The diner's menu is minimal: just hot dogs cooked up on the original grill, beverages, and a few Greek desserts, including homemade baklava and pound cake. You can get your hot dog topped with chili that Mary Charles spent multiple days perfecting — its recipe is more than a century old — a bit of yellow mustard, onions, or coleslaw (slaw on hot dogs being something of a regional preference that you might never have heard of if you're not from the South). As if to emphasize the diner's anti-ketchup stance, there is even a shirt on a shelf featuring the Heinz logo with a prohibition symbol overlaid on it.
The Roast Grill is defined by its strict minimalism
Ketchup isn't the only thing that isn't available at The Roast Grill. When the menu says that the only toppings available are mustard, creamy coleslaw, chili, and onions, it means it. There are also no sides that come with your hot dogs, so don't go looking for nachos, popcorn, or fries (the other typical ballpark offerings that are normally ordered alongside wieners). The Roast Grill also doesn't have any printed menus; the menu is on the wall in letterboard form, and that's all she wrote.

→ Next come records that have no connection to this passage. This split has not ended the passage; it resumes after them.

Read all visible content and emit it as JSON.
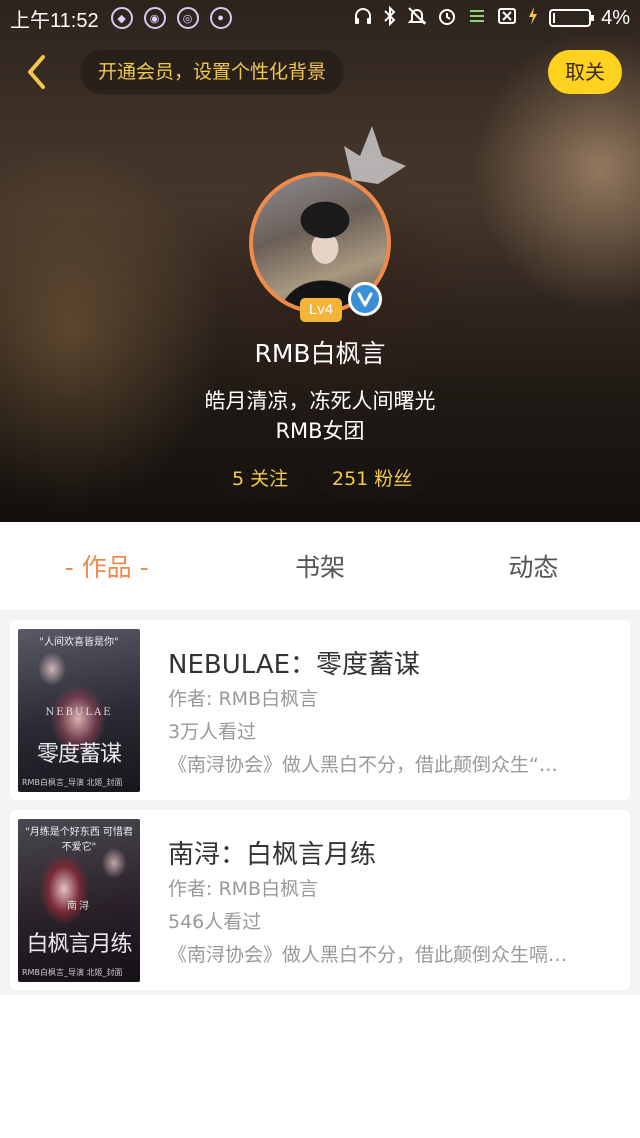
{
  "status_bar": {
    "time": "上午11:52",
    "battery_text": "4%",
    "battery_level": 0.04,
    "left_icons": [
      "shield-app-icon",
      "app-icon-2",
      "app-icon-3",
      "app-icon-4"
    ],
    "right_icons": [
      "headphones-icon",
      "bluetooth-icon",
      "mute-icon",
      "alarm-icon",
      "signal-icon",
      "sim-off-icon",
      "charging-icon",
      "battery-icon"
    ]
  },
  "top_bar": {
    "member_prompt": "开通会员，设置个性化背景",
    "unfollow_label": "取关"
  },
  "profile": {
    "level": "Lv4",
    "username": "RMB白枫言",
    "bio_line1": "皓月清凉，冻死人间曙光",
    "bio_line2": "RMB女团",
    "following": "5 关注",
    "followers": "251 粉丝"
  },
  "tabs": [
    {
      "label": "- 作品 -",
      "active": true
    },
    {
      "label": "书架",
      "active": false
    },
    {
      "label": "动态",
      "active": false
    }
  ],
  "books": [
    {
      "title": "NEBULAE：零度蓄谋",
      "author": "作者: RMB白枫言",
      "views": "3万人看过",
      "description": "《南浔协会》做人黑白不分，借此颠倒众生“…",
      "cover": {
        "top_text": "\"人间欢喜皆是你\"",
        "subtitle": "NEBULAE",
        "title": "零度蓄谋",
        "credit": "RMB白枫言_导演 北姬_封面"
      }
    },
    {
      "title": "南浔：白枫言月练",
      "author": "作者: RMB白枫言",
      "views": "546人看过",
      "description": "《南浔协会》做人黑白不分，借此颠倒众生嗝…",
      "cover": {
        "top_text": "\"月练是个好东西 可惜君不爱它\"",
        "subtitle": "南浔",
        "title": "白枫言月练",
        "credit": "RMB白枫言_导演 北姬_封面"
      }
    }
  ],
  "colors": {
    "accent_orange": "#f08a4b",
    "gold": "#f2c94c",
    "unfollow_bg": "#ffd21f",
    "verified_blue": "#3b8fd8"
  }
}
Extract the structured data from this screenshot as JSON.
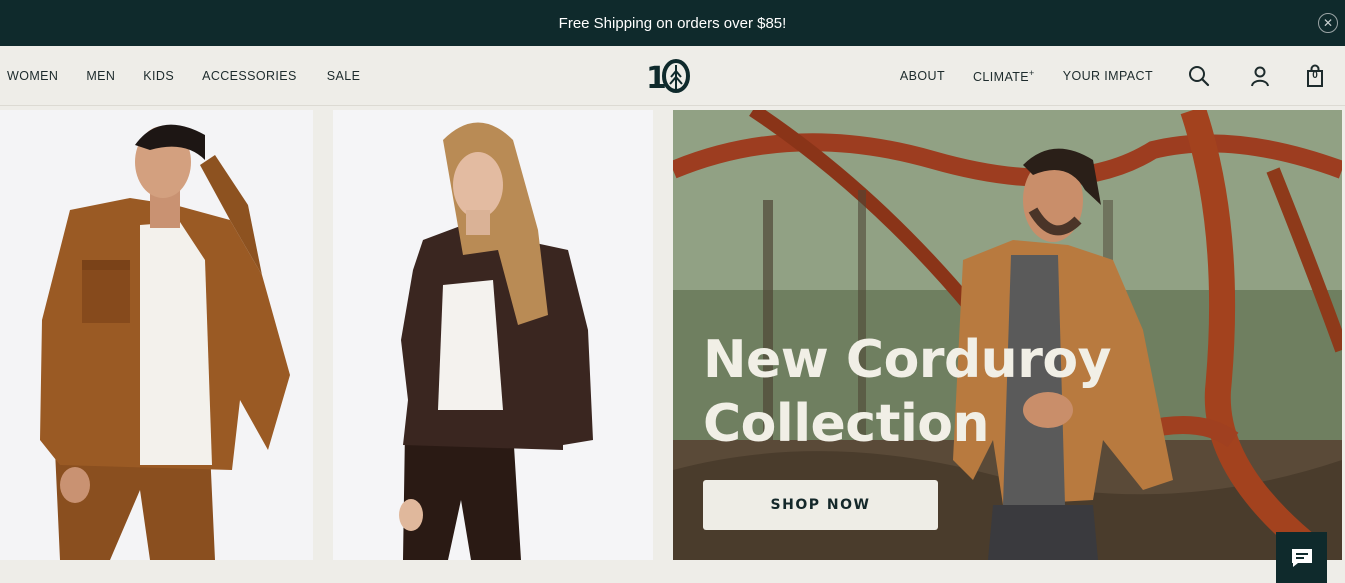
{
  "announcement": {
    "text": "Free Shipping on orders over $85!"
  },
  "nav": {
    "left": [
      {
        "label": "WOMEN"
      },
      {
        "label": "MEN"
      },
      {
        "label": "KIDS"
      },
      {
        "label": "ACCESSORIES"
      },
      {
        "label": "SALE"
      }
    ],
    "right": [
      {
        "label": "ABOUT"
      },
      {
        "label": "CLIMATE"
      },
      {
        "label": "YOUR IMPACT"
      }
    ],
    "climate_suffix": "+",
    "logo_text": "10",
    "cart_count": "0"
  },
  "hero": {
    "title_line1": "New Corduroy",
    "title_line2": "Collection",
    "cta_label": "SHOP NOW"
  },
  "colors": {
    "announce_bg": "#0f2a2c",
    "page_bg": "#eeede8",
    "button_bg": "#eeede6",
    "text_dark": "#1d2b2c"
  },
  "icons": [
    "close-icon",
    "tree-logo-icon",
    "search-icon",
    "account-icon",
    "cart-icon",
    "chat-icon"
  ]
}
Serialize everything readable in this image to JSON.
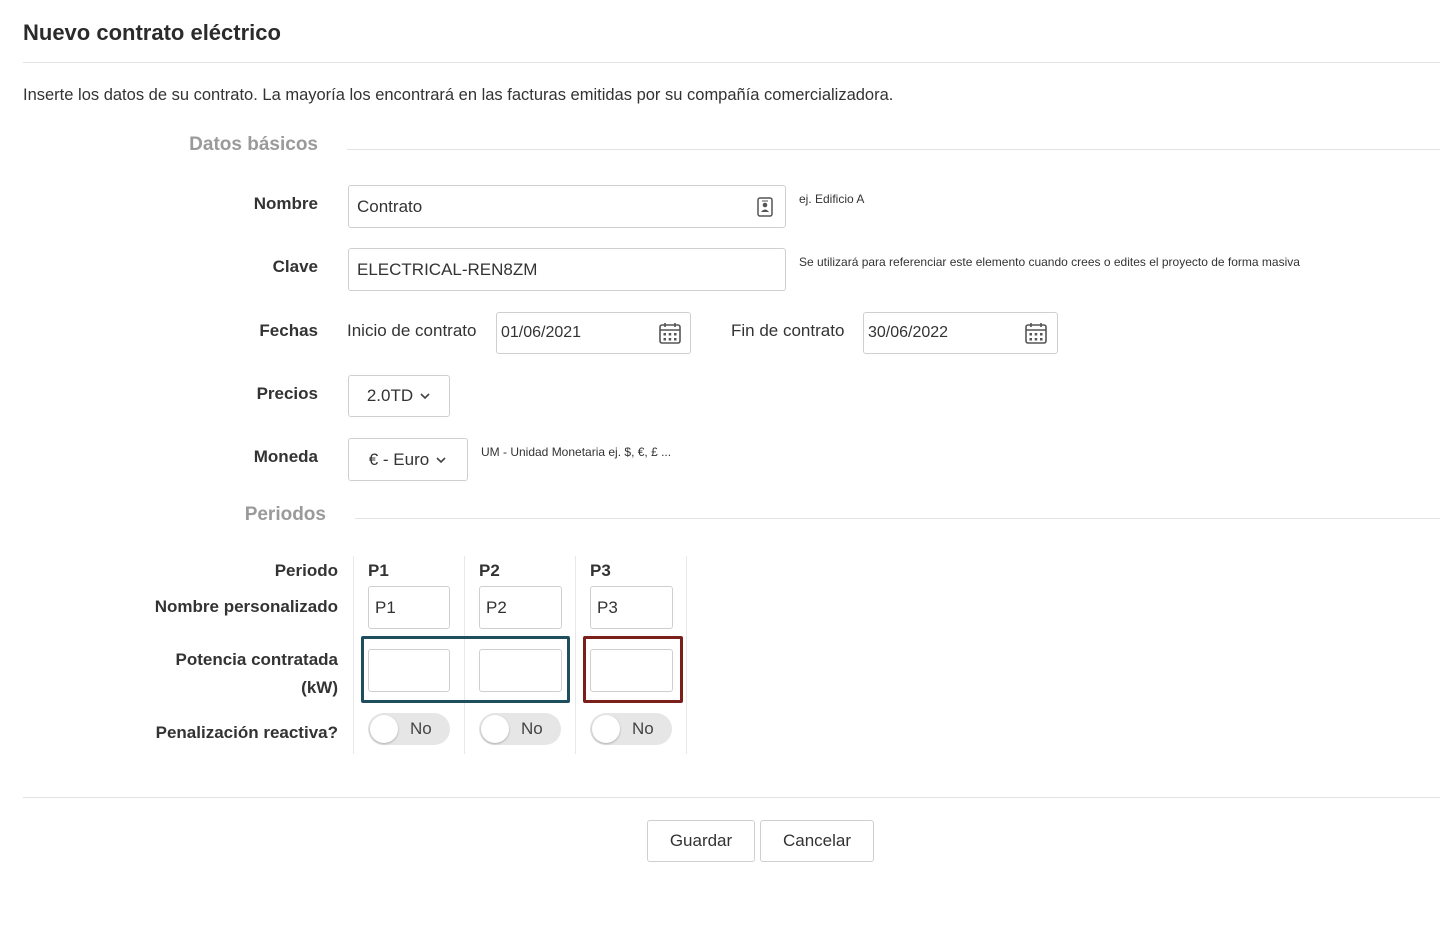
{
  "page": {
    "title": "Nuevo contrato eléctrico",
    "intro": "Inserte los datos de su contrato. La mayoría los encontrará en las facturas emitidas por su compañía comercializadora."
  },
  "basic": {
    "section_title": "Datos básicos",
    "nombre": {
      "label": "Nombre",
      "value": "Contrato",
      "help": "ej. Edificio A"
    },
    "clave": {
      "label": "Clave",
      "value": "ELECTRICAL-REN8ZM",
      "help": "Se utilizará para referenciar este elemento cuando crees o edites el proyecto de forma masiva"
    },
    "fechas": {
      "label": "Fechas",
      "start_label": "Inicio de contrato",
      "start_value": "01/06/2021",
      "end_label": "Fin de contrato",
      "end_value": "30/06/2022"
    },
    "precios": {
      "label": "Precios",
      "value": "2.0TD"
    },
    "moneda": {
      "label": "Moneda",
      "value": "€ - Euro",
      "help": "UM - Unidad Monetaria ej. $, €, £ ..."
    }
  },
  "periods": {
    "section_title": "Periodos",
    "row_labels": {
      "periodo": "Periodo",
      "nombre": "Nombre personalizado",
      "potencia_line1": "Potencia contratada",
      "potencia_line2": "(kW)",
      "penalizacion": "Penalización reactiva?"
    },
    "columns": [
      {
        "header": "P1",
        "custom_name": "P1",
        "power": "",
        "reactive": "No"
      },
      {
        "header": "P2",
        "custom_name": "P2",
        "power": "",
        "reactive": "No"
      },
      {
        "header": "P3",
        "custom_name": "P3",
        "power": "",
        "reactive": "No"
      }
    ]
  },
  "actions": {
    "save": "Guardar",
    "cancel": "Cancelar"
  },
  "colors": {
    "highlight_blue": "#1f4e5f",
    "highlight_red": "#7a1f1a"
  }
}
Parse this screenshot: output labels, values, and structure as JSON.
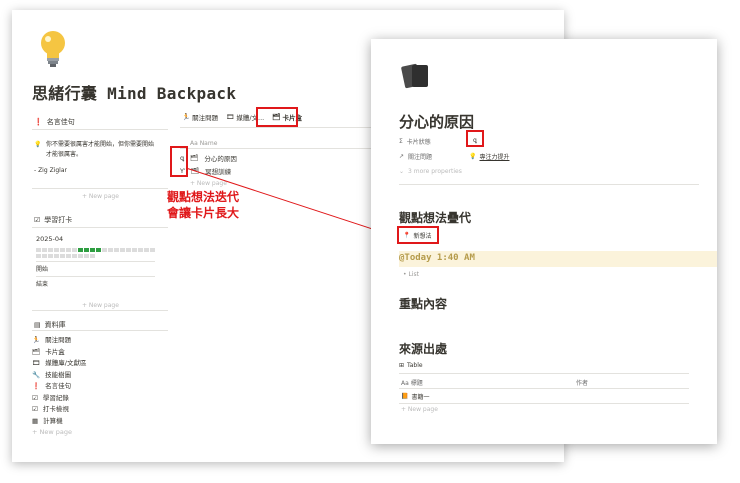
{
  "back_page": {
    "icon": "light-bulb-icon",
    "title": "思緒行囊 Mind Backpack",
    "quote_section": {
      "icon": "exclamation-icon",
      "label": "名言佳句"
    },
    "quote_text": "你不需要很厲害才能開始，但你需要開始才能很厲害。",
    "quote_author": "- Zig Ziglar",
    "new_page_1": "+ New page",
    "checkin_section": {
      "icon": "checkbox-icon",
      "label": "學習打卡"
    },
    "calendar_month": "2025-04",
    "start_label": "開始",
    "end_label": "結束",
    "new_page_2": "+ New page",
    "database_section": {
      "icon": "database-icon",
      "label": "資料庫"
    },
    "sidebar_items": [
      {
        "icon": "running-icon",
        "label": "關注問題"
      },
      {
        "icon": "cards-icon",
        "label": "卡片盒"
      },
      {
        "icon": "film-icon",
        "label": "媒體庫/文獻區"
      },
      {
        "icon": "wrench-icon",
        "label": "技能樹圖"
      },
      {
        "icon": "exclamation-icon",
        "label": "名言佳句"
      },
      {
        "icon": "checkbox-icon",
        "label": "學習紀錄"
      },
      {
        "icon": "checkbox-icon",
        "label": "打卡檢視"
      },
      {
        "icon": "calculator-icon",
        "label": "計算機"
      }
    ],
    "sidebar_new_page": "+ New page",
    "tabs": [
      {
        "icon": "running-icon",
        "label": "關注問題"
      },
      {
        "icon": "film-icon",
        "label": "媒體/文..."
      },
      {
        "icon": "cards-icon",
        "label": "卡片盒"
      }
    ],
    "column_header": "Aa Name",
    "list_items": [
      {
        "label": "分心的原因"
      },
      {
        "label": "冥想訓練"
      }
    ],
    "list_new_page": "+ New page",
    "annotation": "觀點想法迭代\n會讓卡片長大"
  },
  "front_page": {
    "icon": "cards-icon",
    "title": "分心的原因",
    "prop_state_label": "卡片狀態",
    "prop_issue_label": "關注問題",
    "prop_issue_value": "專注力提升",
    "more_props": "3 more properties",
    "heading_iteration": "觀點想法疊代",
    "new_idea_tag": "新想法",
    "code_line": "@Today 1:40 AM",
    "bullet": "List",
    "heading_key": "重點內容",
    "heading_source": "來源出處",
    "table_label": "Table",
    "table_col_1": "Aa 標題",
    "table_col_2": "作者",
    "table_row_1": "書籍一",
    "table_new_page": "+ New page"
  },
  "colors": {
    "accent_red": "#e0181a",
    "check_green": "#2e9e41",
    "code_bg": "#fbf3db"
  }
}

Another thing The Roast Grill doesn't believe in is dinner hours, apparently. The diner is open Tuesday through Friday from 11:30 a.m. until 3:30 p.m., and on Saturdays from noon to 4 p.m.; it's closed on Sundays and Mondays. So if you want to try some of its famously charred hot dogs, you'll have to make time during your lunch break or brave the crowds on a Saturday. Finally, the hole-in-the-wall eatery also doesn't accept credit cards or any digital payments. Cash was good enough when it opened, and it remains the sole form of payment today. Though prices have been forced upward, you can still get yourself a remarkably cheap, historic meal there.